Komplizierte Wiedergabe
Das Bedienkonzept hat aber auch seine Schattenseiten. Im Menü musst du die Tasten blind erfühlen, während du durch den Sucher schaust. Es gibt keine Richtungstasten, und du musst Tasten auf der Ober- und Unterseite drücken. Ich finde das ziemlich anstrengend.
Weil die Kamera so wenig physische Elemente hat, musst du ziemlich oft ins Menü. Die Idee der Kamera ist zwar, dass sie weitgehend vollautomatisch funktioniert. Aber falls ich doch mal etwas von Hand einstellen will, etwa die Belichtungskorrektur, muss ich das im Menü machen.
Ein grosser Mangel in diesem Zusammenhang: Die Kamera hat keine Wiedergabetaste. Um die Aufnahmen anzuschauen, muss ich ins Menü und dort den Punkt «Wiedergabe» anwählen.
Als Alternative kann ich die Aufnahmen auch auf dem Smartphone anschauen – schliesslich gibt es die App «Canon Camera Connect», die eine Verbindung zwischen Kamera und Handy herstellt. Bei dem kleinen Sucher ist das sicherlich eine interessante Option.
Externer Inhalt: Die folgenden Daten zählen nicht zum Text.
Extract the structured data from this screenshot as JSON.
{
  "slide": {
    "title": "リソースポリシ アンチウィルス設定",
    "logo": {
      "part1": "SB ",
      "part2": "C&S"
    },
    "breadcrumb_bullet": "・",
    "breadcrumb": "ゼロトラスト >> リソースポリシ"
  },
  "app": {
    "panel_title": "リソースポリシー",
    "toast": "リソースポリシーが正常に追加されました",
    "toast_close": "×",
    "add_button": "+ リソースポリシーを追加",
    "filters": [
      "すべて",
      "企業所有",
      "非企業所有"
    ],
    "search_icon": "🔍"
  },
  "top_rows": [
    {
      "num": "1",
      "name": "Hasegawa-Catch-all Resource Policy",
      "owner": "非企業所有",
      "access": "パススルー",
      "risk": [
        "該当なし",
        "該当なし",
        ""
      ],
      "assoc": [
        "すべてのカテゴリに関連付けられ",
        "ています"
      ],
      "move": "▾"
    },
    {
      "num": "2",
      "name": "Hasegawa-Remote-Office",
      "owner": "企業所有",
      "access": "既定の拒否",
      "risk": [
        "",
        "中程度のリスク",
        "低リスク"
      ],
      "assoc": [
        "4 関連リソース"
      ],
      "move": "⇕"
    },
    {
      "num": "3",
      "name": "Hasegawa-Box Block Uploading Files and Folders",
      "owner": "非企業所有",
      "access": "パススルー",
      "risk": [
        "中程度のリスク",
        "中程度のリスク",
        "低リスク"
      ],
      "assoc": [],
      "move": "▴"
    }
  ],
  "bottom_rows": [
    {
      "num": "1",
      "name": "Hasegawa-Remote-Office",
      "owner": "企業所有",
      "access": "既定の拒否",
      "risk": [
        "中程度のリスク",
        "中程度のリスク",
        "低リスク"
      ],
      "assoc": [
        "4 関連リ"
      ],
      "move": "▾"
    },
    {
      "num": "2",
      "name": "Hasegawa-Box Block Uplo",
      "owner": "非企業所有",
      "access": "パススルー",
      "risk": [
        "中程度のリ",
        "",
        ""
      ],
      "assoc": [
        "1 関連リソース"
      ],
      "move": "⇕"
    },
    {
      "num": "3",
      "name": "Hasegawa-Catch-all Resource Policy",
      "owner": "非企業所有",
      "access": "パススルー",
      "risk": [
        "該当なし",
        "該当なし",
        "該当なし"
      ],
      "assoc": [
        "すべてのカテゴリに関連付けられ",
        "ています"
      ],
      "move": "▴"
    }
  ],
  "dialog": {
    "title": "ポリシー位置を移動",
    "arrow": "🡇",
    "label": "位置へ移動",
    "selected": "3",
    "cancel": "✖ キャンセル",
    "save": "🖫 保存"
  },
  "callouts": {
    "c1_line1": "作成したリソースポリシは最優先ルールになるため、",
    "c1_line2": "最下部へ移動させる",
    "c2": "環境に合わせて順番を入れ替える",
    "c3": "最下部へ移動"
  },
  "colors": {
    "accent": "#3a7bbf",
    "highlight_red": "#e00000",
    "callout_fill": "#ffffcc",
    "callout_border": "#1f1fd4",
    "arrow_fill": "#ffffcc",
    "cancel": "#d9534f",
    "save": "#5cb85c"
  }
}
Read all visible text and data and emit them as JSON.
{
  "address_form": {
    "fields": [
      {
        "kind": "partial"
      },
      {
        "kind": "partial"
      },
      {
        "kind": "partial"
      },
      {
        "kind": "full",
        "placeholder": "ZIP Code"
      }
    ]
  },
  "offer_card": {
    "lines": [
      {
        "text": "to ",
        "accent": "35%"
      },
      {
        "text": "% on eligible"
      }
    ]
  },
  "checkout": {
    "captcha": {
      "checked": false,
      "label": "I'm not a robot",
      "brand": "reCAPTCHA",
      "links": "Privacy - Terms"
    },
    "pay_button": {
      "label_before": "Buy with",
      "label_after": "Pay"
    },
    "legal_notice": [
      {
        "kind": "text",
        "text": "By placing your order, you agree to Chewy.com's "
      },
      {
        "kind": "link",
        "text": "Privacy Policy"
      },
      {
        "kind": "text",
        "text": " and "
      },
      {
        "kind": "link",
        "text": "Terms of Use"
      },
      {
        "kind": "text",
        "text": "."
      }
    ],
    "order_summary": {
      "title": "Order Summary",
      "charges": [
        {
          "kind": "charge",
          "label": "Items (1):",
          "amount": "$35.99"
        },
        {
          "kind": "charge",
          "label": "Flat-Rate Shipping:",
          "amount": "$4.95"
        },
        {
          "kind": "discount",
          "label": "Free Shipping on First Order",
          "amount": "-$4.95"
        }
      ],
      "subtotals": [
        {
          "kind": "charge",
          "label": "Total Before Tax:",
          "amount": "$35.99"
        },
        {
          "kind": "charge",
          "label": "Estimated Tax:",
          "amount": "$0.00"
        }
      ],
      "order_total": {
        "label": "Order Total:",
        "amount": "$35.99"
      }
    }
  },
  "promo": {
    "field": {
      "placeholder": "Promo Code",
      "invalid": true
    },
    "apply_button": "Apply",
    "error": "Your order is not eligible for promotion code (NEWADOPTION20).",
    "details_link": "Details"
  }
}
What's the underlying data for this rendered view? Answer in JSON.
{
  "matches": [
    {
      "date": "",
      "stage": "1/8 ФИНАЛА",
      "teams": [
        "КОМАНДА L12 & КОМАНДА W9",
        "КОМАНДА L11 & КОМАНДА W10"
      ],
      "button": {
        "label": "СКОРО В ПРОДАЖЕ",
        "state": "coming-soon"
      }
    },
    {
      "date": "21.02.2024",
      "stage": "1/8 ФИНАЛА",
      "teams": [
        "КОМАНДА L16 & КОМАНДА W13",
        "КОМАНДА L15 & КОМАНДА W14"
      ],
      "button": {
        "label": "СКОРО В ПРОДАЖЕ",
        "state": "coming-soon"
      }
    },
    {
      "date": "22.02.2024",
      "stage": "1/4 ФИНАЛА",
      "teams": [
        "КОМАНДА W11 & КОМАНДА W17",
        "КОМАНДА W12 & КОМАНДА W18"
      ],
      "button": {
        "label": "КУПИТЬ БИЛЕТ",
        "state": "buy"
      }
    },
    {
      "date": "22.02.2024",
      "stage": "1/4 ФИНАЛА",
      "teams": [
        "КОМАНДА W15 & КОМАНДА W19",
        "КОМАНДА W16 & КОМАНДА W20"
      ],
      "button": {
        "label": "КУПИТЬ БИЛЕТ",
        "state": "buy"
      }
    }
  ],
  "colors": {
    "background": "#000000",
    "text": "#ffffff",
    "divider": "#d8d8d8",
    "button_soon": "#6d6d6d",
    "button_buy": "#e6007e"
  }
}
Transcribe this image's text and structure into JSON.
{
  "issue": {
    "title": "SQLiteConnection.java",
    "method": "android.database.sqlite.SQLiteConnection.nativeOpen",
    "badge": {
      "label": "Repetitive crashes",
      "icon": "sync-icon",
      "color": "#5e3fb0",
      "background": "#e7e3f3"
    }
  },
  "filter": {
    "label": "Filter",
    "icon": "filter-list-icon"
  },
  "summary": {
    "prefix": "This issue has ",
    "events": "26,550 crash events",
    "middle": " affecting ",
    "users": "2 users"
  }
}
Nur: Diese Verbindung herzustellen, ist sogar noch umständlicher als die Wiedergabe im Menü zu aktivieren.
Übrigens hat die Kamera auch keinen HDMI-Anschluss, so dass diese Möglichkeit der Bildbetrachtung ebenfalls ausscheidet.
Die Bildqualität
Der Sensor der PowerShot Zoom ist nur 1/3 Zoll klein. Das ist ein Nachteil bei schlechtem Licht und starken Helligkeitsunterschieden. Ein kleiner Sensor ist leider nötig, wenn das Gehäuse eines so starken Teles so klein sein soll.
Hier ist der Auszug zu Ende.